2. A festa de hoje, a cuja alegria todos nos unimos de coração, recorda o primeiro século deste majestoso Templo Maior, que, na harmonia das suas linhas arquitectónicas, se eleva sobre as margens do Tibre como testemunho de fé e de louvor ao Omnipotente. A Comunidade crista de Roma, através do Sucessor de Pedro, participa convosco no agradecimento ao Senhor pela fausta celebração. Como tive a oportunidade de dizer na mencionada visita, nós saudamos-vos como nossos "irmaos predilectos" na fé de Abrãao, nosso patriarca, de Isaac e de Jacob, de Sara e Rebeca, de Raquel e Elias. Já São Paulo, escrevendo aos Romanos (cf. Rm 11, 16-18), falava da raíz santa de Israel, sobre a qual os pagãos sao inseridos em Cristo; "os dons e o chamamento de Deus sao irrevogáveis (Rm 11, 29) e vós continuais a ser o povo primogénito da Aliança (Liturgia da Sexta-Feira Santa, Oração Universal, Pelos Hebreus).
Vós sois cidadãos desta Cidade de Roma há mais de dois mil anos, ainda antes que Pedro, o pescador, e Paulo em cadeias aqui chegassem, apoiados interiormente pelo sopro do Espírito.
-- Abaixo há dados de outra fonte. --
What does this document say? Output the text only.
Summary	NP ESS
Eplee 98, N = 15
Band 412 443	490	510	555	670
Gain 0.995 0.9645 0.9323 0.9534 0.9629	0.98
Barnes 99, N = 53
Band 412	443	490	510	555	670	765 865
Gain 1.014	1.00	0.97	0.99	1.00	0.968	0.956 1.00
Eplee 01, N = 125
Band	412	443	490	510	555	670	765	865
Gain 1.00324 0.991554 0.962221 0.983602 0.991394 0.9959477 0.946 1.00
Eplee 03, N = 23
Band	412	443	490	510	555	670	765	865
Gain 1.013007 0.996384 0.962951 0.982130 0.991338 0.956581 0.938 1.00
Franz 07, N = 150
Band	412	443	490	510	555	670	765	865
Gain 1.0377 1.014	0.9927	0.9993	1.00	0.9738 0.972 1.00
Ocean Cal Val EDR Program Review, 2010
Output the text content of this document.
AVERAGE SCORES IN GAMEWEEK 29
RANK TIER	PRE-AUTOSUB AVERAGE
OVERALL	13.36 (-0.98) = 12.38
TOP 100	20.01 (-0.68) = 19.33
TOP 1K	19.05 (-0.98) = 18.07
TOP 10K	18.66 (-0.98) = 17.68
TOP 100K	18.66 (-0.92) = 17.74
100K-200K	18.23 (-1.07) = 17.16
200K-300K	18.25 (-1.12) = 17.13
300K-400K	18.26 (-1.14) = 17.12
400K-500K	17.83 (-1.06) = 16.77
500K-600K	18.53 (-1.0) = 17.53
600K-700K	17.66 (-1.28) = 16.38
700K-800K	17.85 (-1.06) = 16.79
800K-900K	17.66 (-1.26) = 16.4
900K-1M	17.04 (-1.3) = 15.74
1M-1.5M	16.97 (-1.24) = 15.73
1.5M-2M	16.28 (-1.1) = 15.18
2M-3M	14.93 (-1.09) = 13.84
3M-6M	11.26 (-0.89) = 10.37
Não só as Escrituras sagradas, que partilhamos em grande medida, não só a liturgia, mas também as antiquíssimas expressões artísticas testemunham o profundo vínculo da Igreja com a Sinagoga, pela herança espiritual que, sem ser dividida, nem repudiada, foi participada aos crentes em Cristo, e constitui um vínculo inseparável entre nós e vós, povo da Torr de Moisés, oliveira boa sobre a qual foi enxertado o novo ramo (cf. Rm 11, 17).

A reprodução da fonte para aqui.